Pine Belt school districts above state standards for teacher background checks

Pine Belt school districts above state standards for teacher background checks

PINE BELT (WDAM) - School districts in the Pine Belt take precautions beyond those required by state when reviewing applications for new faculty and staff members, but new access to a national database could help districts complete more thorough background checks.

Tess Smith, superintendent of the Lamar County School District, said more than 100 people apply to work in her district each year, and before they are ever presented to the school board to be hired, each is screened at both a state and national level.

"We send that first to Mississippi crime level, and once it clears there, we go ahead and take it a step further and go ahead and send it for an FBI background check as well," Smith said. "Just to make sure we don't miss anything."

Automatically sending applicants for a national background check is standard in the Petal and Forrest County school districts as well, which is above what is required by the Mississippi Department of Education. The state only mandates districts check with the FBI if the Mississippi crime record is clean.

"We decided that it was important that we go beyond just the basic state-level requirements, (and) that we do a search which would include any person who had a felony charge in any of any of the states," said Gina Gallant, personnel director for the Forrest County School District.

Smith said, "Through our school safety, we decided that we wanted to take that extra step. It is a little bit more expensive, but I think it's worth it because sometimes we find a few things that you need to know about before you hire someone."

In Forrest County, the search starts with principals at the school where the applicant would like to work.

"It begins at the school level with the principal just to ensure that there's nothing out there that would be gathered very quickly," Gallant said. "The recommendation comes to our office, and we complete our 10-finger background fingerprinting check."

Mississippi has strict requirements for reporting misconduct, and MDE keeps track of educators who have had code of conduct violations reported to the state.

"We have to report everything, but anything that falls under standard 4, which is the student teacher relationship, any issue I have 10 days to report that or it or it puts my personal license at risk," Smith said.

However, reporting standards vary from state to state, and punishment for misconduct is not always criminal. If no charges are filed, the violation does not show up in a background check.

"Sometimes, depending on what happened in another district and how it was handled, yeah, you may end up inheriting someone else's problem," Smith said. "That's what we try to avoid in every situation."

The National Association of State Directors of Teacher Education and Certification or NASDTEC aims to help states, and more recently schools and districts, avoid potential problems. Executive Director Phillip Rogers said keeping track of misconduct especially important, and sometimes difficult, when sanctions often come from an administrative hearing, not a courtroom.

"It kept me up at night when I realized of what a big hole was left unfilled, that was open for people to move into school districts in non-certified positions," Rogers said. "It would be possible for a person to lose their license in one state for some inappropriate activity as an educator and go to another state and get a license, and no one would know."

Teachers applying for certified jobs in Mississippi are screened at the state level, but those applying for jobs that do not require a teaching license are not.
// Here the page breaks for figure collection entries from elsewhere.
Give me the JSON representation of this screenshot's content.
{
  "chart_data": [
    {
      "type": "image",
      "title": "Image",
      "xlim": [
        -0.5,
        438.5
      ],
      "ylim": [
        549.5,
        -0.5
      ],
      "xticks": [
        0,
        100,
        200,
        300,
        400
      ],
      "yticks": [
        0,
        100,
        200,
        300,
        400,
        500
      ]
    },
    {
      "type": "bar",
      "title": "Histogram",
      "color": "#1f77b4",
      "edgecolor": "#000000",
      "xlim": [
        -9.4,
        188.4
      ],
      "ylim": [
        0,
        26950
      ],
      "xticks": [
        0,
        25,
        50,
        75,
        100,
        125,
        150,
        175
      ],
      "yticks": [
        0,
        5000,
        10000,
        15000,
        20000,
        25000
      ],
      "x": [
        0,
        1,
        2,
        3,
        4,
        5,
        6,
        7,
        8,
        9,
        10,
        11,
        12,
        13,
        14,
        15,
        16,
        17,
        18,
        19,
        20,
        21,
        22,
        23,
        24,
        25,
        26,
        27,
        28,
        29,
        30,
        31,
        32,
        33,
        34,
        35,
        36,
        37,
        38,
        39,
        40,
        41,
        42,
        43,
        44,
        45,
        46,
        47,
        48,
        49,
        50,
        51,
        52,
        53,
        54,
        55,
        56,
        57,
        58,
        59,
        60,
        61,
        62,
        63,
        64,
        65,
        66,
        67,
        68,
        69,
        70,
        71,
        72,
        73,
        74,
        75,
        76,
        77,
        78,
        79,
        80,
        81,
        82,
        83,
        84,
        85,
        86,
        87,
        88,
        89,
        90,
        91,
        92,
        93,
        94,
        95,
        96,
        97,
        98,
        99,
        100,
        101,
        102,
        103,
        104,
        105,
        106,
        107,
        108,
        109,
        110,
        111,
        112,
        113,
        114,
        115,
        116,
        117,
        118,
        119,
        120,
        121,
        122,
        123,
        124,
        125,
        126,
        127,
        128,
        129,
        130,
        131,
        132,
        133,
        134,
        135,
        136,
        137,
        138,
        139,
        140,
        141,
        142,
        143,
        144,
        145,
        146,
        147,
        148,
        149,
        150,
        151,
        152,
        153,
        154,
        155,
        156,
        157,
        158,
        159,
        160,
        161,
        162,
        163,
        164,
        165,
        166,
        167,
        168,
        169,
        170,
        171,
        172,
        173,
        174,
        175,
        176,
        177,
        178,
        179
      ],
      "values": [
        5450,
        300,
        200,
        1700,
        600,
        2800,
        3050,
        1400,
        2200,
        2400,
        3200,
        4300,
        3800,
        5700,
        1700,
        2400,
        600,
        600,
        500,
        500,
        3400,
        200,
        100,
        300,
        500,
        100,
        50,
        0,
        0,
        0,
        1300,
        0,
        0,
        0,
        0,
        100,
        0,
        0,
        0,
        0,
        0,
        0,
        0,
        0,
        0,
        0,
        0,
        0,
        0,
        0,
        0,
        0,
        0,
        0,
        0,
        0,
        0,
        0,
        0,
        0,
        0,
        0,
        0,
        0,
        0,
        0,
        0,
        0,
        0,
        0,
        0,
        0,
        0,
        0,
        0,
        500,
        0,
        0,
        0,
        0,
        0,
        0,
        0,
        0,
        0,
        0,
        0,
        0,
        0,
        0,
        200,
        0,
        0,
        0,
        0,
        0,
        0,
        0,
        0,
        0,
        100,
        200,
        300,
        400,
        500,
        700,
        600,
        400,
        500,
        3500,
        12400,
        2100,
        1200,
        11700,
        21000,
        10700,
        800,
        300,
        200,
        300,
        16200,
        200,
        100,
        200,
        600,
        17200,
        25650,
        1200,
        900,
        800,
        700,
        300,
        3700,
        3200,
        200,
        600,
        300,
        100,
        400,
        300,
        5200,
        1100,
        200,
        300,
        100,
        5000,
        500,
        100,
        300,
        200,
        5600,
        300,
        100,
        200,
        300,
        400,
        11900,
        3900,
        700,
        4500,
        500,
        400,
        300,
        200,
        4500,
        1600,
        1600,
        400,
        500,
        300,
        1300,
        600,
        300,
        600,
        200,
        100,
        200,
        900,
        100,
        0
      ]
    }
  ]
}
Rogers said the NASDTEC Clearinghouse was created almost 30 years ago to allow state licensing offices access to a databases of educators who have lost licenses throughout the U.S. All 50 states are members.

Rogers said he could not say if the Mississippi Department of Education is looking at it when processing licenses, but said it is entering case records. Now, Rogers said it is continuing to bridge gaps left in background checks by allowing schools and districts to use its database as well.

"It's those non-certified positions that are a big, big opportunity for people to slip into a district who have had problems taken against their certificate," he said. "Many states began to allow non-certified people to become coaches and sponsors of groups and things of that nature that did not have a certificate. So, you lose your certificate in Florida for inappropriate contact with students. You go up to North Carolina. You don't have a certificate, and you know it's been entered into NASDTEC. So you don't apply for a certified job. You apply for a non-certified job. Since the districts didn't have access to the Clearinghouse, they would never know that you lost your certificate. There's no criminal case, and they would never know that you had lost your certificate for an inappropriate relationship with a student."

Rogers said the database is on a secure dedicated server, and district must have login credentials to access information.

"I like the idea of that database," Smith said.

Gallant said, "It would definitely be extremely beneficial that we'd be able just to log in and pull that particular information."

As far as questions about confidentiality, Rogers said the licensing decisions are "public and final," and can sometimes be found with by Googling. He also said it does not contain any court records or much any information at all.

"A lot of people think that it contains a lot of information," he said. "It doesn't. It just is meant to be an alert, and we say very clearly it's not a reason not to hire someone. You just need to check o why that action was taken against their certificate. They do see enough to know that there is a reason for them to ask more questions."

Gallant and Smith said there are certain red flags, like an applicant not listing the last principal he or she worked for as reference or leaves off a district entirely. School officials know this requires more research. The Clearinghouse is an additional resource.

"It does provide extra confidence that that person is qualified and safe to practice," Rogers said.

Smith said, "Any layer they could add that would ensure that we put the right people in the right place would be great."

Rogers said districts and schools must be members to access the information for an annual associate member fee of $500 and a subscription fee, which runs about $100 for most districts.